Come è noto, in tema di responsabilità omissiva dei medico per la morte dei paziente, la verifica dell’esistenza del nesso di causalità tra la condotta omissiva dei sanitario e l’evento lesivo presuppone l’effettuazione del cosiddetto “giudizio controfattuale” diretto a stabilire se l’azione o le condotte positive ritenute doverose ed invece omesse, nel caso concreto, ove ipotizzate come poste in essere dall’imputato, sarebbero state idonee ad evitare l’evento od a ritardarne significativamente la sopravvenienza: tale verifica deve in concreto operarsi, in termini di ragionevole certezza (“alto grado di credibilità razionale” o “probabilità logica”), secondo tutte le circostanze che connotano il caso, e non già in termini di mera probabilità statistica pur rivelatrice di “serie ed apprezzabili probabilità di successo” per l’azione impeditiva dell’evento (cfr. Sezioni unite, 10 luglio 2002, Franzese).

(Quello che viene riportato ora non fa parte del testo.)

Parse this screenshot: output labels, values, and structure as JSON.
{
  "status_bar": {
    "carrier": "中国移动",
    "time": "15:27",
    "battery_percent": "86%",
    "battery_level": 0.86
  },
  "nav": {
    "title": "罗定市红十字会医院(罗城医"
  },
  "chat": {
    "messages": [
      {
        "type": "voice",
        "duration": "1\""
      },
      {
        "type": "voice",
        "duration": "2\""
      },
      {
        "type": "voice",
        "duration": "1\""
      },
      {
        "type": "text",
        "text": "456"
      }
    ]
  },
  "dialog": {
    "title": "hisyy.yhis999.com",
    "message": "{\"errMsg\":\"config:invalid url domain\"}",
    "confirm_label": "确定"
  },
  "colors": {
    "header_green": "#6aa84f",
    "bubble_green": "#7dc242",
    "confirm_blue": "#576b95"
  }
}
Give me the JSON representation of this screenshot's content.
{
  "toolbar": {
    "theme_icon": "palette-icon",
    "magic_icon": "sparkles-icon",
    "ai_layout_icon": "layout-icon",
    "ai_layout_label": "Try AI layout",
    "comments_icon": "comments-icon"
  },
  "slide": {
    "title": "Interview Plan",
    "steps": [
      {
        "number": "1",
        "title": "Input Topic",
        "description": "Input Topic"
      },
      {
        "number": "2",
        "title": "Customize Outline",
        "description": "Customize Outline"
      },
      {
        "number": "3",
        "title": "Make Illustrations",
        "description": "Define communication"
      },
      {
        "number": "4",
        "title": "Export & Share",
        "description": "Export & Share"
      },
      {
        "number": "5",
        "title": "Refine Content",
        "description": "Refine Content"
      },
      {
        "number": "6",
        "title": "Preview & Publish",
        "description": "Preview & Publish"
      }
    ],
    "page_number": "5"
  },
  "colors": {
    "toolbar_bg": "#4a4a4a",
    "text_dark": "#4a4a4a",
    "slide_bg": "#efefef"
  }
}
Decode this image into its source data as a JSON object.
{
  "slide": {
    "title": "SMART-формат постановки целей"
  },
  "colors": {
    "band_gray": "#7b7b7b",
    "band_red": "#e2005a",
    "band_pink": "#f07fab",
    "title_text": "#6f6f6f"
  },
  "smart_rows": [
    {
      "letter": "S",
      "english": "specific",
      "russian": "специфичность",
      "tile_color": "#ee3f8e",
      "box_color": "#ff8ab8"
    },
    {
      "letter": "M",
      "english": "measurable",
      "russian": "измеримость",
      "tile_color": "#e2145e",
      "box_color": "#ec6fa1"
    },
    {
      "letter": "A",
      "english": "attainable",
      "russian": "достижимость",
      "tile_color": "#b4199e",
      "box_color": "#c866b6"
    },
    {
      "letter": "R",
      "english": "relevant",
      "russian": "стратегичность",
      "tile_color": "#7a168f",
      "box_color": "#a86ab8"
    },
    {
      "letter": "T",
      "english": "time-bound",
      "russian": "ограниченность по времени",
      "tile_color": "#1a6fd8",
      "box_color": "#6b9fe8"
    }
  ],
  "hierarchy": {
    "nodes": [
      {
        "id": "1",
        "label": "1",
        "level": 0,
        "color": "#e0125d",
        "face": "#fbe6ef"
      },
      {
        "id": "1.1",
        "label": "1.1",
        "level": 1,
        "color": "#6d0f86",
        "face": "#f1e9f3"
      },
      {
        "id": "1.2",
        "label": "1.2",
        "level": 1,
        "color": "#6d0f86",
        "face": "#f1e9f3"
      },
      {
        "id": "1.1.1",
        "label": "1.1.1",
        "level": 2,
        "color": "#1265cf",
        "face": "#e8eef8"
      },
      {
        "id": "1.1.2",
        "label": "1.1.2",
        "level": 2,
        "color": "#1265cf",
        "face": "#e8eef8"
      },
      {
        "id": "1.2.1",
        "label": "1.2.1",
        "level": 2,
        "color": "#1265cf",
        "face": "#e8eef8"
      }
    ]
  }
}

La decisione gravata, in uno con quella di primo grado, ha rispettato questi principi, sia allorquando ha escluso i profili di colpa [per avere il medico dei pronto soccorso assolto ai propri doveri, anche provvedendo al trasferimento del paziente presso il reparto: non gli si poteva addebitare (‘indisponibilità dei letti in quello di cardiologia], sia soprattutto, e decisivamente, allorquando ha ricostruito la causa della morte in termini tali da recidere, in ossequio al necessario vaglio controfattuale, alcuna possibilità concreta di intervento da parte dell’imputato in grado di contrastare l’esito mortale della patologia.

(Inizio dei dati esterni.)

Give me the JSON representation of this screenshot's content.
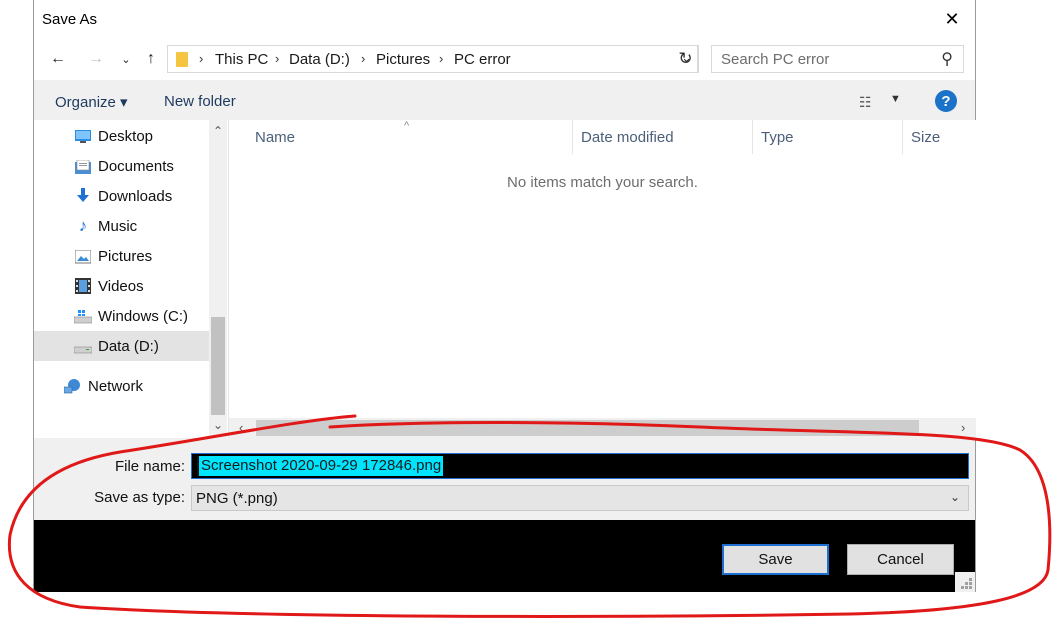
{
  "window": {
    "title": "Save As"
  },
  "nav": {
    "back_icon": "arrow-left-icon",
    "forward_icon": "arrow-right-icon",
    "recent_icon": "chevron-down-icon",
    "up_icon": "arrow-up-icon"
  },
  "address": {
    "crumbs": [
      "This PC",
      "Data (D:)",
      "Pictures",
      "PC error"
    ]
  },
  "search": {
    "placeholder": "Search PC error"
  },
  "toolbar": {
    "organize_label": "Organize ▾",
    "new_folder_label": "New folder"
  },
  "sidebar": {
    "items": [
      {
        "label": "Desktop",
        "icon": "desktop-icon"
      },
      {
        "label": "Documents",
        "icon": "documents-icon"
      },
      {
        "label": "Downloads",
        "icon": "downloads-icon"
      },
      {
        "label": "Music",
        "icon": "music-icon"
      },
      {
        "label": "Pictures",
        "icon": "pictures-icon"
      },
      {
        "label": "Videos",
        "icon": "videos-icon"
      },
      {
        "label": "Windows (C:)",
        "icon": "drive-icon"
      },
      {
        "label": "Data (D:)",
        "icon": "drive-icon",
        "selected": true
      },
      {
        "label": "Network",
        "icon": "network-icon"
      }
    ]
  },
  "filelist": {
    "columns": [
      "Name",
      "Date modified",
      "Type",
      "Size"
    ],
    "empty_message": "No items match your search."
  },
  "form": {
    "file_name_label": "File name:",
    "file_name_value": "Screenshot 2020-09-29 172846.png",
    "save_type_label": "Save as type:",
    "save_type_value": "PNG (*.png)"
  },
  "buttons": {
    "save_label": "Save",
    "cancel_label": "Cancel"
  },
  "colors": {
    "accent": "#1f6fd1",
    "selection": "#00e5ff",
    "annotation": "#e01818",
    "help": "#1a73c9"
  }
}
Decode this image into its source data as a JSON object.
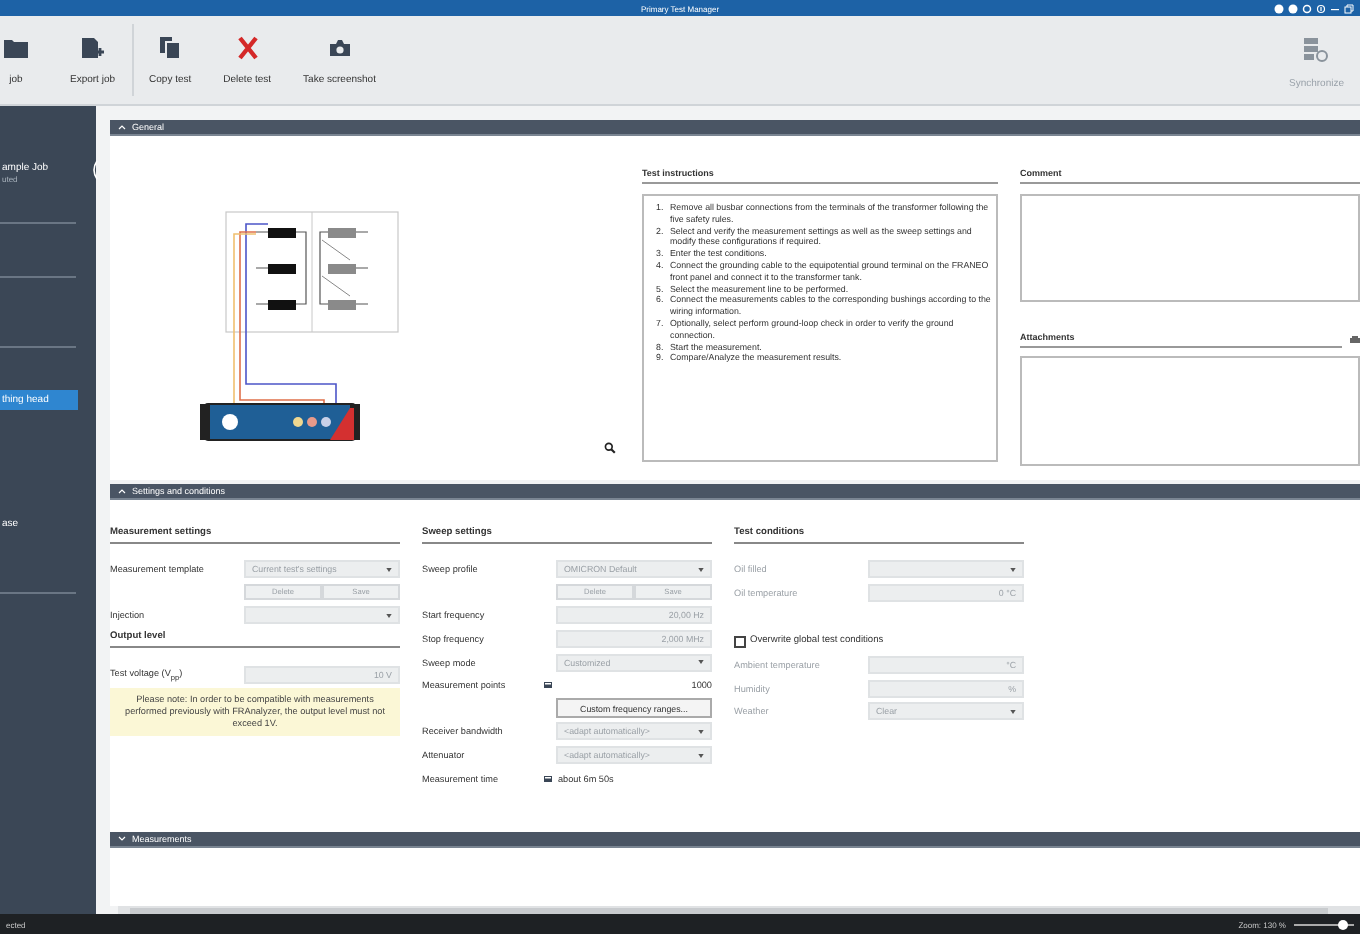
{
  "window": {
    "title": "Primary Test Manager"
  },
  "toolbar": [
    {
      "kind": "open",
      "label": "job",
      "disabled": false
    },
    {
      "kind": "export",
      "label": "Export job",
      "disabled": false
    },
    {
      "kind": "copy",
      "label": "Copy test",
      "disabled": false
    },
    {
      "kind": "delete",
      "label": "Delete test",
      "disabled": false
    },
    {
      "kind": "camera",
      "label": "Take screenshot",
      "disabled": false
    },
    {
      "kind": "sync",
      "label": "Synchronize",
      "disabled": true
    }
  ],
  "sidebar": {
    "items": [
      {
        "title": "ample Job",
        "subtitle": "uted",
        "selected": false
      },
      {
        "title": "thing head",
        "selected": true
      },
      {
        "title": "ase",
        "selected": false
      }
    ]
  },
  "general": {
    "title": "General",
    "expanded": true,
    "instructions_title": "Test instructions",
    "instructions": [
      {
        "number": "1.",
        "text": "Remove all busbar connections from the terminals of the transformer following the five safety rules."
      },
      {
        "number": "2.",
        "text": "Select and verify the measurement settings as well as the sweep settings and modify these configurations if required."
      },
      {
        "number": "3.",
        "text": "Enter the test conditions."
      },
      {
        "number": "4.",
        "text": "Connect the grounding cable to the equipotential ground terminal on the FRANEO front panel and connect it to the transformer tank."
      },
      {
        "number": "5.",
        "text": "Select the measurement line to be performed."
      },
      {
        "number": "6.",
        "text": "Connect the measurements cables to the corresponding bushings according to the wiring information."
      },
      {
        "number": "7.",
        "text": "Optionally, select perform ground-loop check in order to verify the ground connection."
      },
      {
        "number": "8.",
        "text": "Start the measurement."
      },
      {
        "number": "9.",
        "text": "Compare/Analyze the measurement results."
      }
    ],
    "comment_title": "Comment",
    "attachments_title": "Attachments"
  },
  "settings": {
    "title": "Settings and conditions",
    "expanded": true,
    "columns": [
      {
        "title": "Measurement settings",
        "rows": [
          {
            "kind": "select",
            "label": "Measurement template",
            "value": "Current test's settings",
            "disabled": false
          },
          {
            "kind": "buttons",
            "buttons": [
              "Delete",
              "Save"
            ],
            "disabled": true
          },
          {
            "kind": "select",
            "label": "Injection",
            "disabled": false
          },
          {
            "kind": "heading",
            "title": "Output level"
          },
          {
            "kind": "number",
            "label": "Test voltage (V$_{pp}$)",
            "value": "10 V",
            "disabled": false
          },
          {
            "kind": "note",
            "text": "Please note: In order to be compatible with measurements performed previously with FRAnalyzer, the output level must not exceed 1V."
          }
        ]
      },
      {
        "title": "Sweep settings",
        "rows": [
          {
            "kind": "select",
            "label": "Sweep profile",
            "value": "OMICRON Default",
            "disabled": false
          },
          {
            "kind": "buttons",
            "buttons": [
              "Delete",
              "Save"
            ],
            "disabled": true
          },
          {
            "kind": "number",
            "label": "Start frequency",
            "value": "20,00 Hz",
            "disabled": false
          },
          {
            "kind": "number",
            "label": "Stop frequency",
            "value": "2,000 MHz",
            "disabled": false
          },
          {
            "kind": "select",
            "label": "Sweep mode",
            "value": "Customized",
            "disabled": false
          },
          {
            "kind": "count",
            "label": "Measurement points",
            "value": "1000",
            "disabled": false
          },
          {
            "kind": "button",
            "text": "Custom frequency ranges...",
            "disabled": false
          },
          {
            "kind": "select",
            "label": "Receiver bandwidth",
            "value": "<adapt automatically>",
            "disabled": false
          },
          {
            "kind": "select",
            "label": "Attenuator",
            "value": "<adapt automatically>",
            "disabled": false
          },
          {
            "kind": "readout",
            "label": "Measurement time",
            "value": "about 6m 50s",
            "disabled": false
          }
        ]
      },
      {
        "title": "Test conditions",
        "rows": [
          {
            "kind": "select",
            "label": "Oil filled",
            "disabled": true
          },
          {
            "kind": "number",
            "label": "Oil temperature",
            "value": "0 °C",
            "disabled": true
          },
          {
            "kind": "checkbox",
            "label": "Overwrite global test conditions",
            "checked": false,
            "disabled": false
          },
          {
            "kind": "number",
            "label": "Ambient temperature",
            "value": "°C",
            "disabled": true
          },
          {
            "kind": "number",
            "label": "Humidity",
            "value": "%",
            "disabled": true
          },
          {
            "kind": "select",
            "label": "Weather",
            "value": "Clear",
            "disabled": true
          }
        ]
      }
    ]
  },
  "measurements": {
    "title": "Measurements",
    "expanded": false
  },
  "status_bar": {
    "text": "ected",
    "zoom_label": "Zoom: 130 %",
    "zoom": {
      "level": 0.8
    }
  }
}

Non va allora dimenticato che, ai fini della responsabilità penale per un reato colposo, non è sufficiente che risulti accertata la violazione di una regola cautelare, che essa si ponga in rapporto causale con l’evento prodottosi e che questo costituisca “concretizzazione del rischio” che la regola cautelare si prefigga di contrastare: è infatti necessario anche che l’evento risulti “evitabile” dalla condotta diligente che si è mancato di tenere (Sezione IV, 20 settembre 2012, Montanaro): ciò che nella specie è stato motivatamente escluso apprezzandosi la qualità della patologia mortale, le modalità di verificazione e la tempistica che ha portato il paziente alla morte.
Al rigetto del ricorso consegue ex art. 616 c.p.p. la condanna della ricorrente al pagamento delle spese processuali.

P.Q.M.

rigetta il ricorso e condanna la ricorrente al pagamento delle spese processuali.

Originally posted 2021-07-01 10:00:45.